Callaron ambos, y Navarro, puesta su alma toda en los ojos, leía las pocas páginas de aquel drama oscuro, desenlazado ya por la muerte. Al concluir se quedó mirando al suelo por larguísimo espacio de tiempo, y luego, evitando el fijar los ojos en su hermano, le dijo lo siguiente:
– Bueno, convengo en que esto no tiene duda. Parece evidente que por la Naturaleza… Pero no, la fraternidad no se improvisa. Eres hijo de mi padre; pero no eres ni serás mi hermano.

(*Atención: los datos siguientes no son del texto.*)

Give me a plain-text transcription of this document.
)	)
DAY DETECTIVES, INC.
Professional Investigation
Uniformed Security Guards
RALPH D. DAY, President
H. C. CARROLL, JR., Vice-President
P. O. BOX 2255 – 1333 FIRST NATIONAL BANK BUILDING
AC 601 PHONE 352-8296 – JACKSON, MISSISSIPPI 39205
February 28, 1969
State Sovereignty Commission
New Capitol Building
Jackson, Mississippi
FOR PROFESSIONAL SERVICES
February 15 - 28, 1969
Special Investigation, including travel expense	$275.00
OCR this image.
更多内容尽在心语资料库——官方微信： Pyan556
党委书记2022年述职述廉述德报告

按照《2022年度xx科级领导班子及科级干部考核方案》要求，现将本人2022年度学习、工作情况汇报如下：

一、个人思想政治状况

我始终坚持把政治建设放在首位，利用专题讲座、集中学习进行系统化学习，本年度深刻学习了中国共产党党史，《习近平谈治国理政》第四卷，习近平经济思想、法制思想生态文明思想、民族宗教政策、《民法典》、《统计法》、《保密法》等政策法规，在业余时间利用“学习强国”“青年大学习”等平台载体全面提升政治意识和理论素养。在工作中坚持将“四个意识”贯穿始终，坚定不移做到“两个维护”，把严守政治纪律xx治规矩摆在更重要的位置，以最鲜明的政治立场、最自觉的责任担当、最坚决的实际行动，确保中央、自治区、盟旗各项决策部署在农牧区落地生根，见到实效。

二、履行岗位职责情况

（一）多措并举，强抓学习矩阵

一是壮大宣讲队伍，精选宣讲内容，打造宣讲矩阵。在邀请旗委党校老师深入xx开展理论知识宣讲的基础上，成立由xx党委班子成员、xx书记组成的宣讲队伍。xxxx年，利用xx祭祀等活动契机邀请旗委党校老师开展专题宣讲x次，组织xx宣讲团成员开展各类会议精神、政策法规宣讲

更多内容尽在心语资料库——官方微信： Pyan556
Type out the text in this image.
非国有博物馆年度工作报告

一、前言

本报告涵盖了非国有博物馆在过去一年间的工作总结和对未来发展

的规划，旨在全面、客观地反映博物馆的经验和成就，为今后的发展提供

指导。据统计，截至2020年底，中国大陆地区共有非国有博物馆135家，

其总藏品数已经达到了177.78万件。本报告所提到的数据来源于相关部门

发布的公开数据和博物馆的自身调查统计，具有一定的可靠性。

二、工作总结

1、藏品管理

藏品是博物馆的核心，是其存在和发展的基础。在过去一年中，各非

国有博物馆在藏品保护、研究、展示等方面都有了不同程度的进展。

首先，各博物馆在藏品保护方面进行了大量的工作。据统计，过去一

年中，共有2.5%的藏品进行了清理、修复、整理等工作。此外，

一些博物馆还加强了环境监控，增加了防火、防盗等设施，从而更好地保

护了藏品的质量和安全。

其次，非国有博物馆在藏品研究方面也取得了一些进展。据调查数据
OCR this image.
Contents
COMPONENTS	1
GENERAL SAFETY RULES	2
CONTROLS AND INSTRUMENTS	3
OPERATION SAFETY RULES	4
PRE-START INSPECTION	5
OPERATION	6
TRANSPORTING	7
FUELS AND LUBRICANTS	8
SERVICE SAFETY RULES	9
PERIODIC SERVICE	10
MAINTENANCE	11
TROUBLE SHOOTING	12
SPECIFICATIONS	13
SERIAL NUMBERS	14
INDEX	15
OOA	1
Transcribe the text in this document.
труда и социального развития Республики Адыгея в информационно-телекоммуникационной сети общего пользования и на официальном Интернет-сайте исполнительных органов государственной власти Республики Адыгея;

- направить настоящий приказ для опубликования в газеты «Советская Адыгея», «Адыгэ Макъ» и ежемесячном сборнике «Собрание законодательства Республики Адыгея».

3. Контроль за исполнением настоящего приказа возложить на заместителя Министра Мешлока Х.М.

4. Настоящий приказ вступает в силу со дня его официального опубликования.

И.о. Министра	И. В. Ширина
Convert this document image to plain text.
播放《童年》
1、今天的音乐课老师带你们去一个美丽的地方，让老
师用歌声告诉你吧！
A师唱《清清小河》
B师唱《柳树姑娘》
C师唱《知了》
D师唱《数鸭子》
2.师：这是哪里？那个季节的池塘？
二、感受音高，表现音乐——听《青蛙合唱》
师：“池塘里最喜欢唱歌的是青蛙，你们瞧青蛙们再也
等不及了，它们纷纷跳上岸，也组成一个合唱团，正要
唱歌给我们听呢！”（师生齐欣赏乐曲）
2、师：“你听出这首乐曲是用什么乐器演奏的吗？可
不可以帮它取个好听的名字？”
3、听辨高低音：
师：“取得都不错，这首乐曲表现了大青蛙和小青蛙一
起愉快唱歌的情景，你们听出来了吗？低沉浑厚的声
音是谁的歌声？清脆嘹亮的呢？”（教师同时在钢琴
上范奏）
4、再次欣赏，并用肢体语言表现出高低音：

– Ni lo pretendo, ni me importa tu fraternidad – replicó Salvador devolviéndole su desvío. – No necesito de ti para nada. Sólo he querido que sepas cuán cerca nos puso la Naturaleza, mejor dicho Dios, para que comprendas que el papel de Caín es malo, y hasta desairado.
– Una carta vieja no puede hacer de dos enemigos irreconciliables dos hermanos queridos… Convengo en que no puedo perseguirte más: la memoria de mi buen padre, aquel valiente caballero que murió por la patria, se interpone y te salva…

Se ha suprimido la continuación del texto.